Eingefädelt hatte das Caleb, der ebenfalls mit dabei war. Er beabsichtigte damit, dass sich die beiden so unterschiedlichen und unter diesen tragischen Umständen zusammengewürfelten Gruppen nicht nur besser kennenlernten, sondern dass sie auf diese Weise auch eventuelle Vorurteile abbauen konnten. Hillary hingegen hatte sich immer noch wütend ins Hausmeisterquartier verzogen.
Mit seinen eins-fünfundneunzig war der athletisch gebaute Jack Shaffer der größte Mann unter den Jägern. Auch sonst stach er wegen seiner dreieckigen Lederklappe über dem linken Auge optisch hervor, da er wie ein gefährlicher Pirat aussah. Das andere Auge schimmerte kohlrabenschwarz. Die spiegelblanke Glatze stand im Kontrast zu seinem buschigen, schwarzen Vollbart. Darüber waren rot geäderte Wangen zu sehen, die daraufhin hinwiesen, dass er dem Alkohol nicht abgeneigt war. Seine Nase war breit, die Lippen fleischig. Der Zweiundfünfzigjährige stammte, genau wie seine Kumpels, aus Carson City, Nevada. Er war verheiratet und von Beruf Holzfäller.
Auch Eric Waters war ein Bär von einem Mann. Eins-neunzig groß, bullig, mit schulterlangem, blondem Haar, in das sich allerdings bereits Geheimratsecken eingeschlichen hatten. Hellen, listigen Augen, einer breiten Nase, einem schön geschnittenen Mund und einem muskulösen Hals. Er war ein Jahr älter als Shaffer, ebenfalls Holzfäller, verheiratet und hatte im Gegensatz zu ihm zwei erwachsene Kinder.

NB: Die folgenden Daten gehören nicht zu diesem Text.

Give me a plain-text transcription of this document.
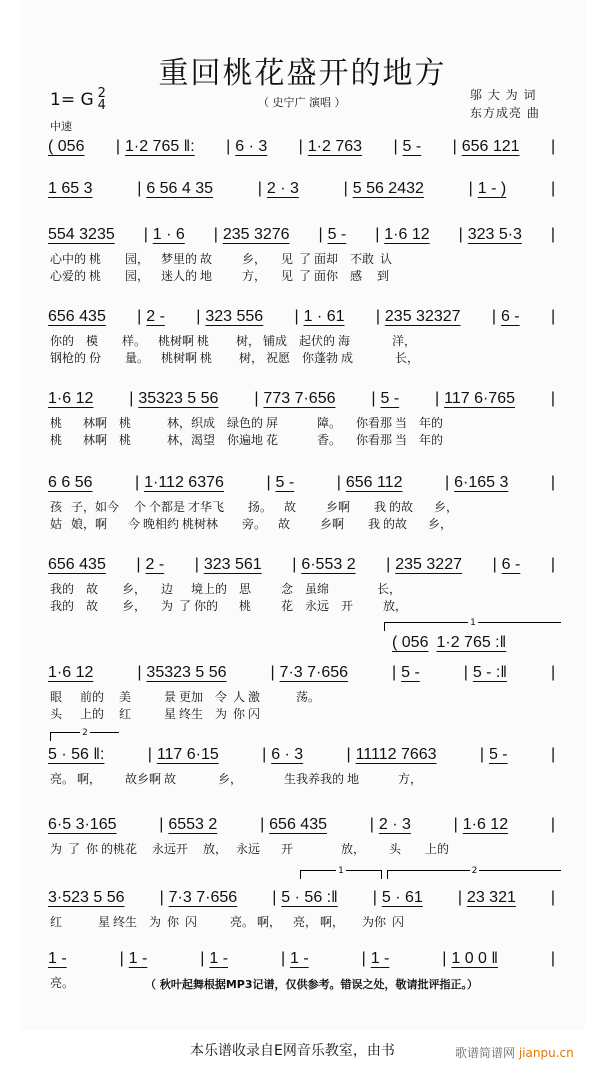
重回桃花盛开的地方
1= G 2
4
中速
（ 史宁广 演唱 ）
邬 大 为 词
东方成亮 曲
( 056	| 1·2 765 ‖:	| 6 · 3	| 1·2 763	| 5 -	| 656 121	|
1 65 3	| 6 56 4 35	| 2 · 3	| 5 56 2432	| 1 - )	|
554 3235	| 1 · 6	| 235 3276	| 5 -	| 1·6 12	| 323 5·3	|
心中的 桃        园，    梦里的 故          乡，     见  了 面却    不敢  认
心爱的 桃        园，    迷人的 地          方，     见  了 面你    感     到
656 435	| 2 -	| 323 556	| 1 · 61	| 235 32327	| 6 -	|
你的    模        样。    桃树啊 桃         树， 铺成    起伏的 海              洋，
钢枪的 份        量。    桃树啊 桃         树， 祝愿    你蓬勃 成              长，
1·6 12	| 35323 5 56	| 773 7·656	| 5 -	| 117 6·765	|
桃       林啊    桃            林，织成    绿色的 屏             障。     你看那 当    年的
桃       林啊    桃            林，渴望    你遍地 花             香。     你看那 当    年的
6 6 56	| 1·112 6376	| 5 -	| 656 112	| 6·165 3	|
孩   子，如今     个 个都是 才华飞        扬。    故          乡啊        我 的故       乡，
姑   娘，啊       今 晚相约 桃树林        旁。    故          乡啊        我 的故       乡，
656 435	| 2 -	| 323 561	| 6·553 2	| 235 3227	| 6 -	|
我的    故        乡，     边      境上的    思          念    虽绵                长，
我的    故        乡，     为  了 你的       桃          花    永远    开          放，
1·6 12	| 35323 5 56	| 7·3 7·656	| 5 -	| 5 - :‖	|
眼      前的     美           景 更加    令  人 激            荡。
头      上的     红           星 终生    为  你 闪
5 · 56 ‖:	| 117 6·15	| 6 · 3	| 11112 7663	| 5 -	|
亮。 啊，        故乡啊 故              乡，              生我养我的 地             方，
6·5 3·165	| 6553 2	| 656 435	| 2 · 3	| 1·6 12	|
为  了  你 的桃花     永远开     放，   永远       开                放，        头        上的
3·523 5 56	| 7·3 7·656	| 5 · 56 :‖	| 5 · 61	| 23 321	|
红            星 终生    为  你  闪           亮。 啊，    亮， 啊，      为你  闪
1 -	| 1 -	| 1 -	| 1 -	| 1 -	| 1 0 0 ‖	|
亮。
1
( 056 1·2 765 :‖
2
1	2
（ 秋叶起舞根据MP3记谱，仅供参考。错误之处，敬请批评指正。）
本乐谱收录自E网音乐教室，由书	歌谱简谱网 jianpu.cn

Der kräftige Ray Romero, der nur fünf Zentimeter kleiner als Waters war, besaß brandrotes, lockiges Haar und einen Dreitagebart, der wie das Fell eines Fuchses aussah. Sein rundes Gesicht wurde von engstehenden, grünbraunen Augen beherrscht. Die buschigen Brauen darüber waren zusammengewachsen, was ihm etwas geradezu Werwölfisches verlieh. Die Knollennase, der breite Mund und die Zahnlücke – ihm fehlte der obere Schneidezahn – vervollständigten diesen Eindruck noch. Die winzigen roten Venen auf seinen Wangen deuteten darauf hin, dass auch er einem Drink nicht abgeneigt war. Er war vierundfünfzig und unverheiratet.
Genauso wie Peter York, der Unscheinbarste in der Gruppe, und mit seinen knapp einem Meter siebzig auch der Kleinste und mit fünfzig Jahren der Jüngste von ihnen. Er war unattraktiv und übergewichtig. Sein bereits graues Haar war licht und rahmte ein pausbäckiges, rosiges Gesicht mit rauchgrauen Augen, einer kurzen Schweinenase mit großen Nasenlöchern, einem Mund mit hervorstehender Unterlippe und einem Doppelkinn ein. Wie Romero war er von Beruf Jäger.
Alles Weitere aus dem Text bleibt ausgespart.